The plot blends ancient and modern flavours. Thanks to a folkloric ruse, Mevlut elopes not with beautiful Samiha, whom he thought he was bombarding with ghost-written love-letters, but her smarter, plainer sister Rayiha. Kismet (fate) still lays down the law. The accidental couple come to love each other dearly, and with Rayiha's resourceful help Mevlut learns how to navigate the “secret world of the city”. Friends and family break into the boza-seller's story with their own chatty versions of events: a pseudo-documentary technique that carries into the finished novel traces of the grassroots research that nourished it. Ekin Oklap's high-spirited and reader-friendly translation keeps pace with Pamuk's fondness for colloquial chronicle and fairy-tale artifice.

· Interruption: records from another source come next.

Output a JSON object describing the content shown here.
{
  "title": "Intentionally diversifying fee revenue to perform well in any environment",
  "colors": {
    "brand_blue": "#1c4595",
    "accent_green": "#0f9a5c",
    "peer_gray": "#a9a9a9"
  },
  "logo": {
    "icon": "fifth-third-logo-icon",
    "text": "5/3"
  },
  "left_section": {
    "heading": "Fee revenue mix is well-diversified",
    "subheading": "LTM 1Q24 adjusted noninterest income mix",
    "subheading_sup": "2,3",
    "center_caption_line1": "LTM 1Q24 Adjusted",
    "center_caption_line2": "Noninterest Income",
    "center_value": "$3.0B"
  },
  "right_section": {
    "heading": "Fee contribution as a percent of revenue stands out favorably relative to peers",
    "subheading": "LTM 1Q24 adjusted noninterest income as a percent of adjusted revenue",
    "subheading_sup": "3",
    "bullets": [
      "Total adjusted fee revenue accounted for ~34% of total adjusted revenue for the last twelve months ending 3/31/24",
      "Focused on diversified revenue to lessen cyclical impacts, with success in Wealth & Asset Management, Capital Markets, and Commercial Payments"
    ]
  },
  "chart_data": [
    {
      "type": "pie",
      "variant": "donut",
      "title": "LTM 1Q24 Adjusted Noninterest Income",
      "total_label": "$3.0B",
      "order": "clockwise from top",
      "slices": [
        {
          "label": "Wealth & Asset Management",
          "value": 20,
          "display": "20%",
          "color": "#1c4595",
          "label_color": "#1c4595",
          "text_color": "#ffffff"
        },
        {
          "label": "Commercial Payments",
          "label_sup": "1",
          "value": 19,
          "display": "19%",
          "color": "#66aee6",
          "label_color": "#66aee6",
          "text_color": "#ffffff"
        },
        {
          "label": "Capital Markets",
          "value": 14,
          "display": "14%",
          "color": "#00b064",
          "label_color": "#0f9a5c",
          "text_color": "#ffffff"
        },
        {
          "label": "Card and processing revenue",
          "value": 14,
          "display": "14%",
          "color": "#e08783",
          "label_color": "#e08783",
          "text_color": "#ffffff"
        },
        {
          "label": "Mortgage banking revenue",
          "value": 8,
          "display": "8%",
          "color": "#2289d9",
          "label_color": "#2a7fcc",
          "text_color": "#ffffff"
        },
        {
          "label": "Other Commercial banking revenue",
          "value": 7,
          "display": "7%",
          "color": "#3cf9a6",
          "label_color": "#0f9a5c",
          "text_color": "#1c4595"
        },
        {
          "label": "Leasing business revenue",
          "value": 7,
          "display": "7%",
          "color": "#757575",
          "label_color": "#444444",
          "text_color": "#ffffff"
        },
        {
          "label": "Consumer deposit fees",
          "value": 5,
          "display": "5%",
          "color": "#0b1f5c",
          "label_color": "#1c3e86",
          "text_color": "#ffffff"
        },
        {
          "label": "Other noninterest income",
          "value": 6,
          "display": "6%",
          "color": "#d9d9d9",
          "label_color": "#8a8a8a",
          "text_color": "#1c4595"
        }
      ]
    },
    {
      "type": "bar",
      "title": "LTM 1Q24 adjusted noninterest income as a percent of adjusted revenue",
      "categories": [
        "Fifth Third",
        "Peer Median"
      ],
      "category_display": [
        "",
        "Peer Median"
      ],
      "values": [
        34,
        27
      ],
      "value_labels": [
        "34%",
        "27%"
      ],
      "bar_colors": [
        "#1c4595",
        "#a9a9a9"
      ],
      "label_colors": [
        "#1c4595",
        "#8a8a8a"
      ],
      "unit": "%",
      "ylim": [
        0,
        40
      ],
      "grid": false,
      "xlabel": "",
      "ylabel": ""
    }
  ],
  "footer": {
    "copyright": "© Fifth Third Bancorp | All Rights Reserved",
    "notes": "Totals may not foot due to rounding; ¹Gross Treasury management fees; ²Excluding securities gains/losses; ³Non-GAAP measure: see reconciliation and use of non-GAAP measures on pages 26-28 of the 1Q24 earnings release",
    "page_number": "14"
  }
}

Coups and riots come and go; Western fads eat into the street-vendors' trade; Istanbul spreads over its hills “like a monstrous creature... smothered in fog and factory fumes”. The “demon of change” races ahead, captured on the hoof in zestful episodes that tell us all about the dark arts of electricity theft, the ascent of slumland property-barons, or the economics of fast-food. The book sprawls as its city does.

With its comedy, sentiment, melodrama and voracious curiosity about the urban habitat, this is Pamuk's most Dickensian work. Still, as always in his prose, we return to the solitary protagonist wandering the haunted streets alone, a dreamer consoled by the conviction that “there was another realm within our world, hidden away behind the walls of a mosque, in a collapsing wooden mansion, or inside a cemetery”. For Mevlut, as for Pamuk, city and soul converge.